5 min read
EVs are the Intermediary, Hydrogen is the Future of Car Fuel
27/03/2026
Giles Lister is the Head of Utilities at Bruton Knowles. Joining Bruton Knowles in 2025 with over 30 years of experience across the electricity, water, gas and renewables sectors, Giles has led major infrastructure projects from inception to delivery. He specialises in strategic land acquisition, statutory rights and multi-disciplinary coordination. Giles has advised a range of high-profile clients including National Grid, UK Power Networks, Southern Water, RWE and the Environment Agency, and plays a key role in shaping the business’s long-term utilities and infrastructure strategy as well as mentoring the next generation of professionals.
I’ve been thinking a lot about where we’re heading with transport in the UK, and more importantly, how we’re going to get there. We talk endlessly about “net zero” and phasing out petrol and diesel, and we often ask the question of what will replace them. But I also have huge questions about how practical the replacement of those fuels is in the real world.
Right now, electric vehicles are clearly leading the charge, pardon the pun. They’re visible and supported by a growing public charging network. As of early 2026, there are now more than 1.88 million fully electric cars on UK roads, accounting for around 5.5% of the total car numbers.

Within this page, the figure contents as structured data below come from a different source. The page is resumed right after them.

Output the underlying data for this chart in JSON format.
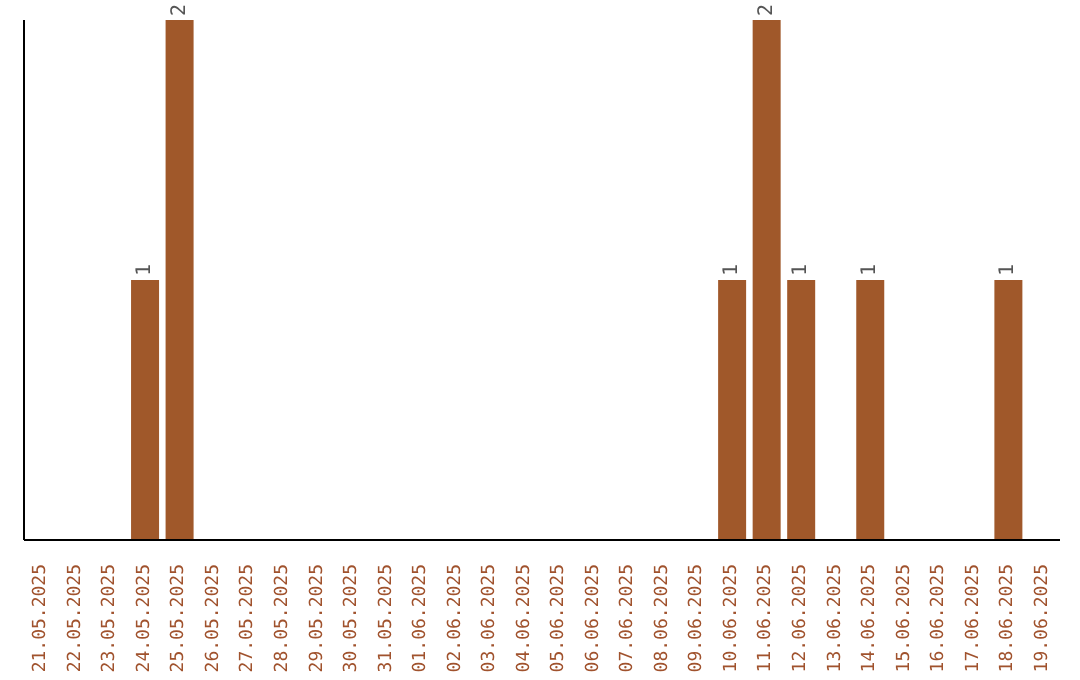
{
  "chart_data": {
    "type": "bar",
    "categories": [
      "21.05.2025",
      "22.05.2025",
      "23.05.2025",
      "24.05.2025",
      "25.05.2025",
      "26.05.2025",
      "27.05.2025",
      "28.05.2025",
      "29.05.2025",
      "30.05.2025",
      "31.05.2025",
      "01.06.2025",
      "02.06.2025",
      "03.06.2025",
      "04.06.2025",
      "05.06.2025",
      "06.06.2025",
      "07.06.2025",
      "08.06.2025",
      "09.06.2025",
      "10.06.2025",
      "11.06.2025",
      "12.06.2025",
      "13.06.2025",
      "14.06.2025",
      "15.06.2025",
      "16.06.2025",
      "17.06.2025",
      "18.06.2025",
      "19.06.2025"
    ],
    "values": [
      0,
      0,
      0,
      1,
      2,
      0,
      0,
      0,
      0,
      0,
      0,
      0,
      0,
      0,
      0,
      0,
      0,
      0,
      0,
      0,
      1,
      2,
      1,
      0,
      1,
      0,
      0,
      0,
      1,
      0
    ],
    "value_labels": [
      null,
      null,
      null,
      "1",
      "2",
      null,
      null,
      null,
      null,
      null,
      null,
      null,
      null,
      null,
      null,
      null,
      null,
      null,
      null,
      null,
      "1",
      "2",
      "1",
      null,
      "1",
      null,
      null,
      null,
      "1",
      null
    ],
    "color": "#a0582a"
  }
}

That’s a significant jump from just a few years ago, at the end of 2022, there were roughly 664,000 EVs, or about 2% of all cars. In other words, the number of fully electric vehicles has nearly tripled in a relatively short space of time.
Government figures from last March showed there were more than 75,000 public chargers available across the UK. That is real progress, and it helps explain why EVs have gained traction so quickly, but it’s still not where it needs to be in my opinion.
For many drivers, especially those making longer journeys or without easy access to home charging, the infrastructure still does not feel sufficient. And beyond the number of chargers themselves, there is also the wider concern about whether the grid will be able to cope with rising demand as more motorists make the switch.
The trend is clear: more drivers are moving towards electric, and the market is shifting with them.
That matters more than we sometimes admit. Because, when many people think about switching from petrol or diesel, their first concern is not environmental. It is practical. How far will it get me? What happens when I run out? How long will it take to get going again? If those questions are not answered confidently, adoption slows down, no matter how good the technology is on paper.
And this is where hydrogen comes into play. There’s a growing sense, one I share, that hydrogen could ultimately be the endgame. It offers fast refuelling, longer range, and a driving experience much closer to what we are used to today.
For heavy goods vehicles, buses and long-distance transport, it makes even more sense. In fact, some operators are already looking ahead: a recent Road Haulage Association survey found that 12% of HGV operators want to introduce hydrogen-fuelled trucks and buses within the next five years, and believe the vehicles will be available to do so.
But here’s the problem: the infrastructure simply is not there. At the moment, the UK has only a handful of hydrogen refuelling stations, around six. Compared with even the still-developing EV charging network, it is nowhere near where it needs to be. This is a fundamental barrier to its long term prospects as an alternative transport fuel source.
The wider policy direction on the continent may point towards growth. The European Commission has mandated that by 2030 there should be at least one hydrogen filling station every 120 miles on major routes and in all towns with populations over 100,000. On paper, that sounds encouraging. In practice, it represents a huge infrastructure challenge, one that will require major investment, urgency and joined-up planning.
For me, it reinforces the idea that EVs are not the final destination, they are the bridge. They are the intermediary step between petrol and whatever comes next, quite possibly hydrogen. EVs are gaining ground because they are available now, the market is growing, and the infrastructure, while still under pressure, is at least developing. Hydrogen may well prove to be the better long-term solution, but without a reliable refuelling network it remains more of a future ambition than a present reality.